Bologna, il reading di Maria Antonietta al Cavaticcio

'Sette ragazze imperdonabili' alle 21, la cantautrice pesarese accompagnata dalla musica di Daniele Rossi

Maria Antonietta

Maria Antonietta

Bologna, 2 giugno 2019 - Freschezza e luminosità, come in un moltiplicarsi di specchi, stratificazione e ricchezza di suoni, testi che volgono al minimalismo, magari facendoti sobbalzare, del tipo “sdraiata sulla schiena …faccio gli esercizi per la bara”, una quasi citazione dei suoi venerati WHO. Sul fatto che Maria Antonietta, nom de plume di Letizia Cesarini, cantautrice di Pesaro, un po’ si senta l’ottava delle “Sette Ragazze Imperdonabili”, titolo del libro che sfoglia stasera dalle 22 al Parco del Cavaticcio di Bologna nell’ambito di Biografilm, non c’è dubbio alcuno.
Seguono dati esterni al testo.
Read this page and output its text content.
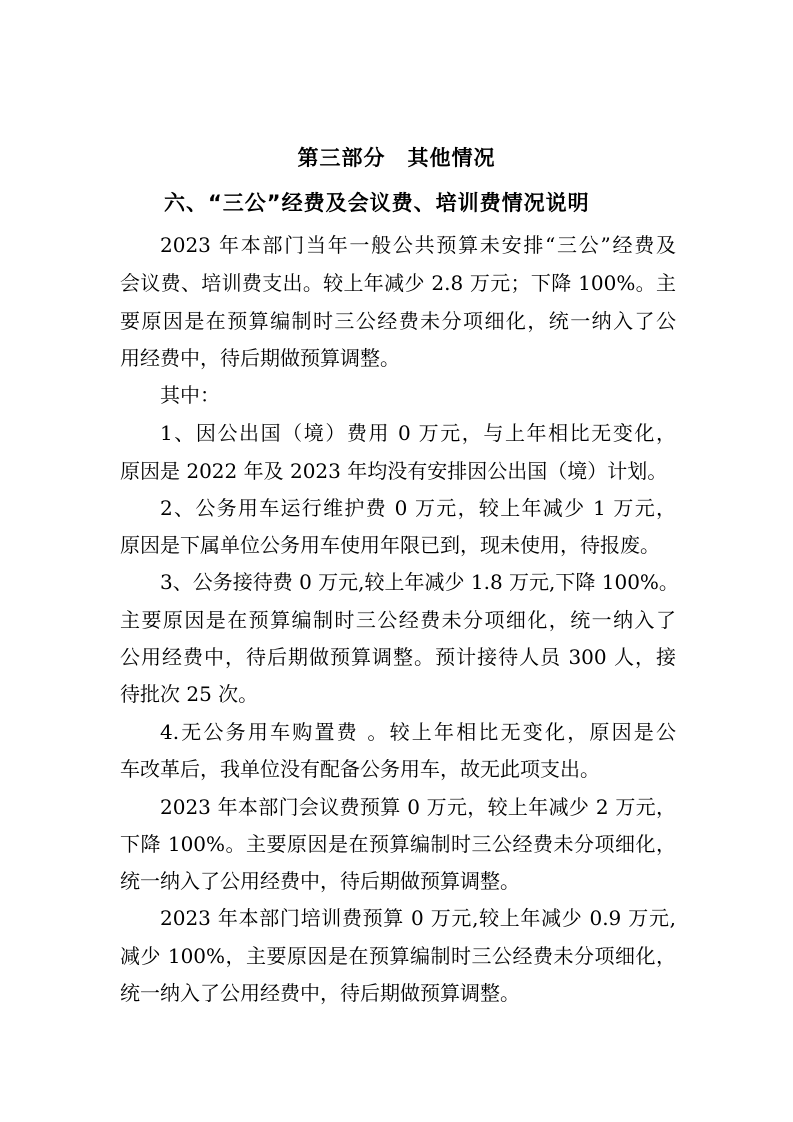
第三部分　其他情况
六、“三公”经费及会议费、培训费情况说明

2023 年本部门当年一般公共预算未安排“三公”经费及

会议费、培训费支出。较上年减少 2.8 万元；下降 100%。主

要原因是在预算编制时三公经费未分项细化，统一纳入了公

用经费中，待后期做预算调整。

其中：

1、因公出国（境）费用 0 万元，与上年相比无变化，

原因是 2022 年及 2023 年均没有安排因公出国（境）计划。

2、公务用车运行维护费 0 万元，较上年减少 1 万元，

原因是下属单位公务用车使用年限已到，现未使用，待报废。

3、公务接待费 0 万元,较上年减少 1.8 万元,下降 100%。

主要原因是在预算编制时三公经费未分项细化，统一纳入了

公用经费中，待后期做预算调整。预计接待人员 300 人，接

待批次 25 次。

4.无公务用车购置费 。较上年相比无变化，原因是公

车改革后，我单位没有配备公务用车，故无此项支出。

2023 年本部门会议费预算 0 万元，较上年减少 2 万元，

下降 100%。主要原因是在预算编制时三公经费未分项细化，

统一纳入了公用经费中，待后期做预算调整。

2023 年本部门培训费预算 0 万元,较上年减少 0.9 万元,

减少 100%，主要原因是在预算编制时三公经费未分项细化，

统一纳入了公用经费中，待后期做预算调整。
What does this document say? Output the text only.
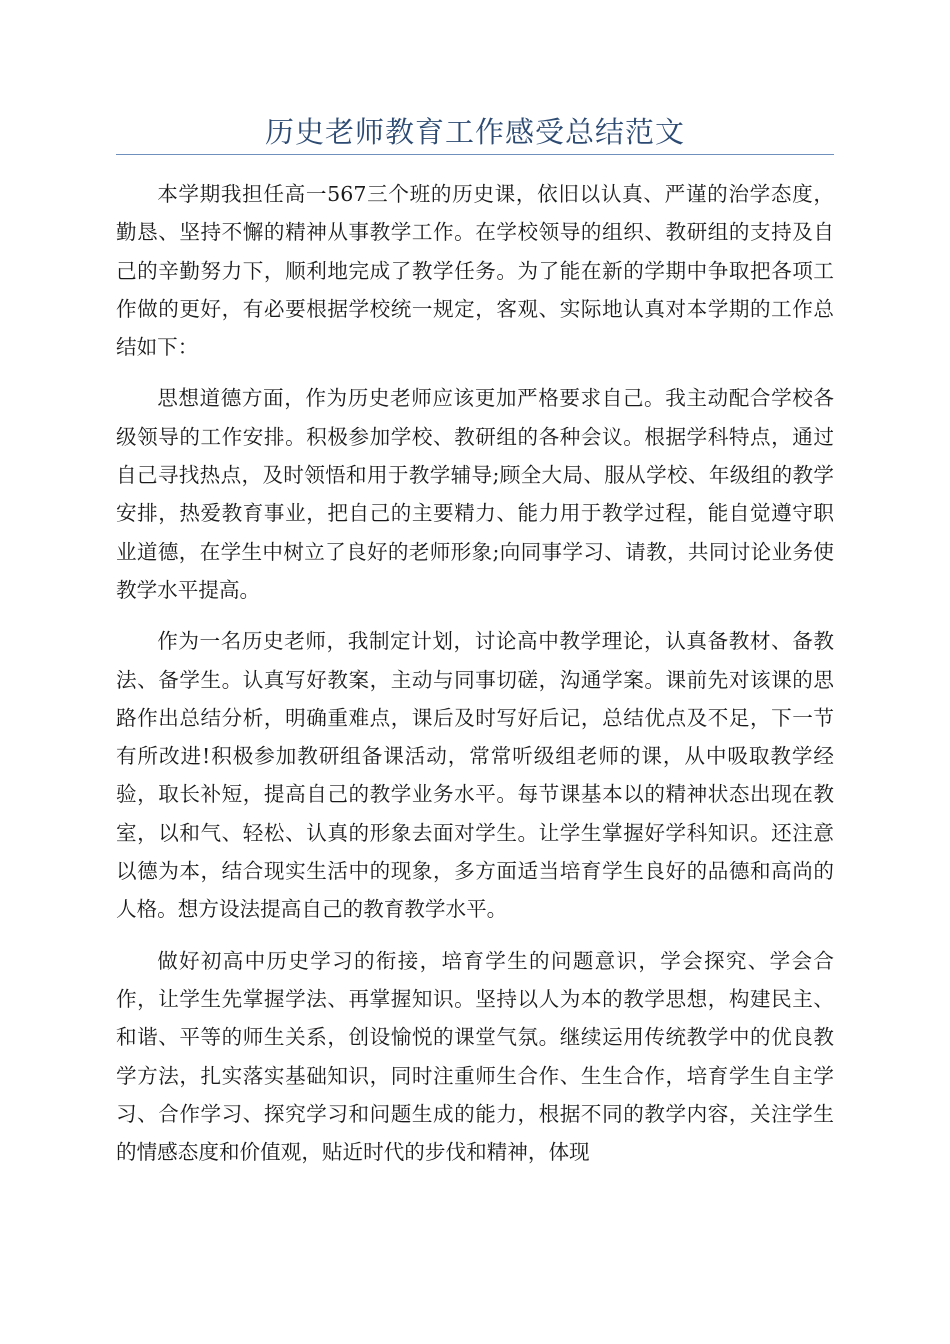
历史老师教育工作感受总结范文

本学期我担任高一567三个班的历史课，依旧以认真、严谨的治学态度，勤恳、坚持不懈的精神从事教学工作。在学校领导的组织、教研组的支持及自己的辛勤努力下，顺利地完成了教学任务。为了能在新的学期中争取把各项工作做的更好，有必要根据学校统一规定，客观、实际地认真对本学期的工作总结如下：

思想道德方面，作为历史老师应该更加严格要求自己。我主动配合学校各级领导的工作安排。积极参加学校、教研组的各种会议。根据学科特点，通过自己寻找热点，及时领悟和用于教学辅导;顾全大局、服从学校、年级组的教学安排，热爱教育事业，把自己的主要精力、能力用于教学过程，能自觉遵守职业道德，在学生中树立了良好的老师形象;向同事学习、请教，共同讨论业务使教学水平提高。

作为一名历史老师，我制定计划，讨论高中教学理论，认真备教材、备教法、备学生。认真写好教案，主动与同事切磋，沟通学案。课前先对该课的思路作出总结分析，明确重难点，课后及时写好后记，总结优点及不足，下一节有所改进!积极参加教研组备课活动，常常听级组老师的课，从中吸取教学经验，取长补短，提高自己的教学业务水平。每节课基本以的精神状态出现在教室，以和气、轻松、认真的形象去面对学生。让学生掌握好学科知识。还注意以德为本，结合现实生活中的现象，多方面适当培育学生良好的品德和高尚的人格。想方设法提高自己的教育教学水平。

做好初高中历史学习的衔接，培育学生的问题意识，学会探究、学会合作，让学生先掌握学法、再掌握知识。坚持以人为本的教学思想，构建民主、和谐、平等的师生关系，创设愉悦的课堂气氛。继续运用传统教学中的优良教学方法，扎实落实基础知识，同时注重师生合作、生生合作，培育学生自主学习、合作学习、探究学习和问题生成的能力，根据不同的教学内容，关注学生的情感态度和价值观，贴近时代的步伐和精神，体现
Occasione per un reading-concerto dedicato alle sue “sorelle maggiori”, poetesse impazienti, radicali, antipatiche, oneste. L’accompagna Daniele Rossi alla chitarra baritona, violoncello, tastiere e banjo.

A quale delle Sette Ragazze Imperdonabili si sente più vicina?

«Giovanna d’Arco è la mia protettrice, Cristina Campo la favorita, ne amo quel volersi tenere in disparte da alcuni meccanismi dell’editoria, d’esserci di meno per essere di più per avvicinare il paradiso, che non esiste qui».

Un’altra delle “imperdonabili” è Etty Hillesum, una AnnFrank con dieci anni in più…

«Leggerne il diario mi è servito per riflettere sul fatto che spesso scarichiamo colpe sulla realtà che è fuori di noi, mentre lei nel momento più buio anche per la libertà fisica che veniva erosa, fiorisce e comprende che la vita è meravigliosa. Lontano dagli alibi, l’interiorità deve restare intatta, il punto da cui partire per compiersi».

Indichi l’humus culturale in cui è progredita…

«È stato quello di un’appassionata di poesia e di letteratura, molto curiosa, grande lettrice, dedita a cose diverse. Mi sono laureata in Storia dell’arte, ho fatto studi di teologia, stravedo per il mondo animale e per quello delle piante. Condendo il tutto di canto, composizione e musica».

Chi non vorrebbe deludere nel suo terzo disco “Deluderti”, il fiancé Giovanni Imparato?

«In quel titolo c’è una certa sbruffoneria, ho voluto scrivere un concept da dedicare alla delusione, per rivalutarla. Uno è adulto se si sente in grado di deludere qualsiasi tipo di sovrastruttura. Come certe idee degli altri su di te».

Il sogno riposto nel cassetto?

«Non ne ho, sarebbe come autorecintarsi. Penso a delle cose che desidero fare e le faccio. Come andare a Rouen, la città in cui è morta Giovanna d’Arco».